If you missed those blogs, you can read Part I here and Part II here. Today we’ll dig into Lesson 3 which focuses on the economic truth behind the decision to go with a corrugated vs. a permanent POP display.
Lesson # 3: The Real Economics of Corrugated vs. Permanent POP Displays
Corrugated shippers have their place among POP displays in the merchandising world, particularly when it comes to in-and-out programs. However, a lot of companies make the decision to go with a corrugated display instead of a permanent POP display in order to save money. In many cases, their decision is based on misunderstood economics.

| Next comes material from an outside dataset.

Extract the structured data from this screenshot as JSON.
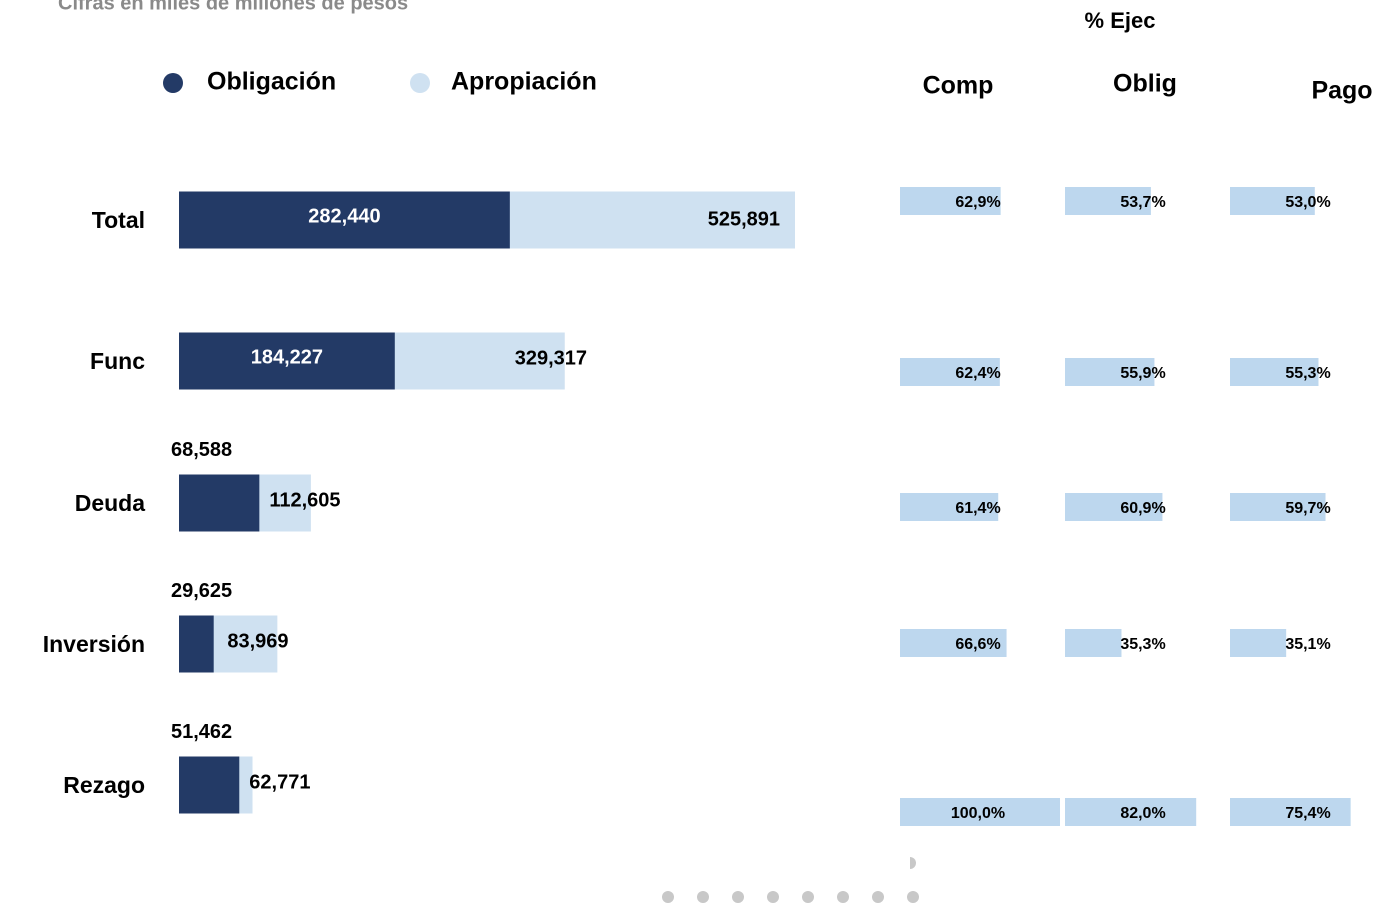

Let’s say you are not too concerned about the perceived value of your product at retail or making a strong brand statement. However, what you are concerned about is the overall cost of the POP displays you need for your first big national rollout. You have a corrugated display designed and get it quoted at $15 per display for a quantity of 2500 units. You calculate that it will cost you $37,500 for the displays. You also have a permanent display designed- one with a metal tube frame, wire shelves, and a nice PVC header. You like the look of the permanent display better, but at $75 per unit you just can’t justify spending the extra $60 per unit compared to your corrugated option. After all, you would have to fork over an extra $150,00 more for the permanent display option.

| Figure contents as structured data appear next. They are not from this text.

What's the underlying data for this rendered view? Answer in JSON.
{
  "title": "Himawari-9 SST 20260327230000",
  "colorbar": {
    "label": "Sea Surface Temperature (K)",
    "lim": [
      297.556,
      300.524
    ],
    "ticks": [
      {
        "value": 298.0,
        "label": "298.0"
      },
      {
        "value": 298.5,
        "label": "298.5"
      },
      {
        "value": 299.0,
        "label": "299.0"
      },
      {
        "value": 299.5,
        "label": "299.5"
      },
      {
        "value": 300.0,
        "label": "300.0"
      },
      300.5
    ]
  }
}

A lot of customer stop right there and decide to go the corrugated route based on the compelling cost savings. However, more information is necessary to make a good economic decision. Let’s say the corrugated display and the permanent display each hold 24 units of product. Let’s further assume that the displays are equally effective and generate sales of 3 units per week per store. Finally, let’s assume that you have secured a one-year commitment from the retailer as long as sales are living up to expectations.
So, let’s do the math. With the permanent display option, you have a one-time cash outlay of $187,500 to pay for a $75 display in each of 2500 stores. With the corrugated option, your initial cash outlay is $37,500, but at your projected sales per week, you will need to replace the corrugated display every 2 months since it will be tossed by the retailer once the product sells through. What that means is you will have to buy a total of 6 corrugated displays per store over the course of the year or 15,000 displays per year. At $15 per display, your investment in corrugated displays will be $225,000 or 20% higher than the $187,500 you would have spent on permanent displays.
Your own numbers may vary from those used in this illustration, but our point is it is important to run the numbers and ensure you are considering the entire picture before choosing a POP display option.